First Bank Boosts CAR With N25 Billion Capital Injection

FBN Holdings Plc announced it has boosted the Capital Adequacy Ratio (CAR) of its commercial banking subsidiary, First Bank of Nigeria Limited by N25 billion.

According to the statement released by the bank on the Nigerian Stock Exchange website, the capital injection represents part of the net proceeds of the company’s divestment from FBN Insurance Limited.

It noted that the capital injection upped the bank’s Capital Adequacy Ratio to 16.53 percent –before capitalising year to date profit– as at June 2020.

Oyewale Ariyibi, the Chief Financial Officer of the Company, was quoted as saying “the divestment is in line with the Group’s medium to long term strategic objectives. The divestment has unlocked significant value embedded in the former subsidiary which is being leveraged to strengthen the core banking business for which the Group is renowned“.

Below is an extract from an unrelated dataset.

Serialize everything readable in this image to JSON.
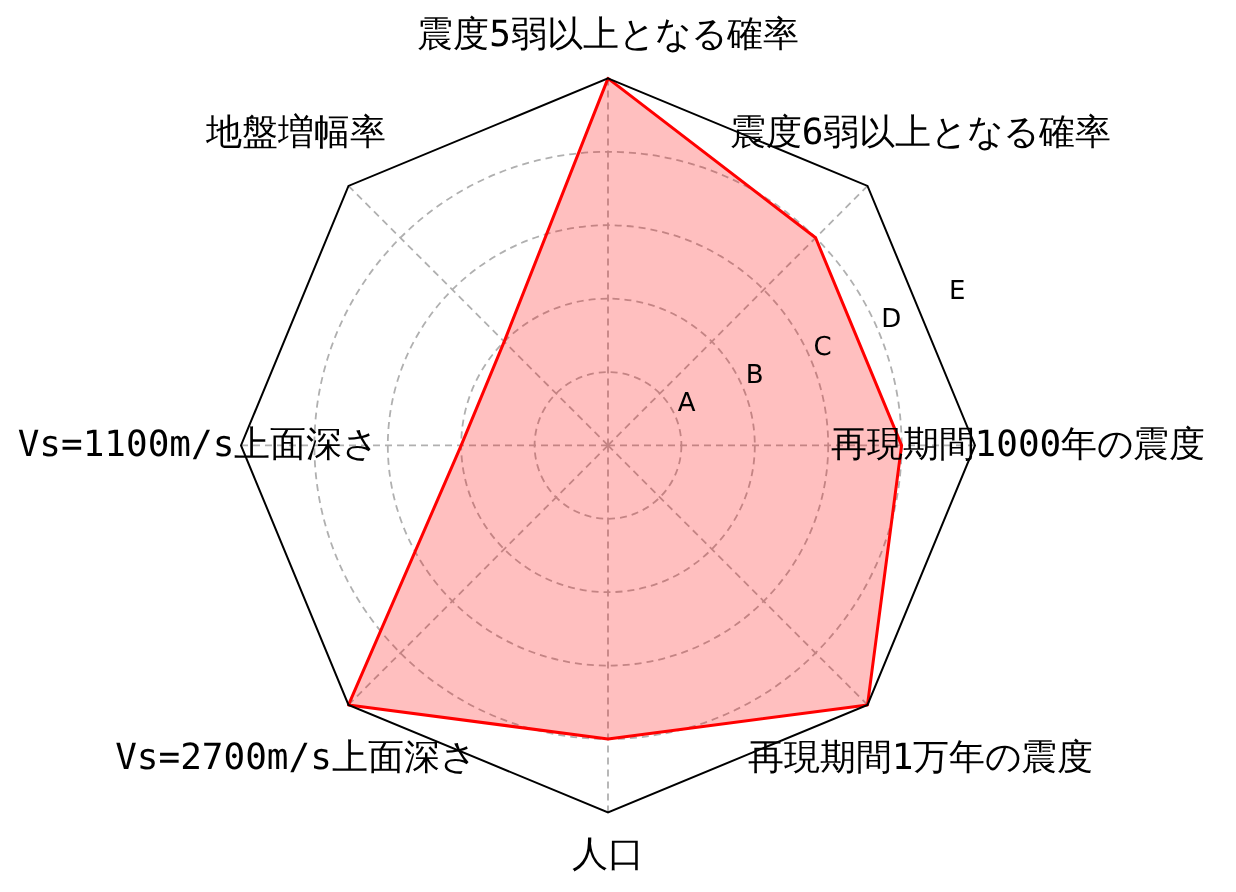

Ariyibi further stated that the Company’s objective is to increase capital across the Group in order to drive business growth, enhance efficiency and improve overall shareholders’ value.

Uk Eke, the Group Managing Director, who commented on the company’s performance for the first half of 2020 said “The H1 2020 financial results are impressive and reconfirm our consistent focus on enhanced shareholder value. Despite the difficult operating environment, the results demonstrate our capacity to deliver exceptional services to our customers in these uncertain times. Looking ahead, we remain cautious, but confident that our business is fundamentally strong to surmount any future challenge towards delivering superior financial performance“.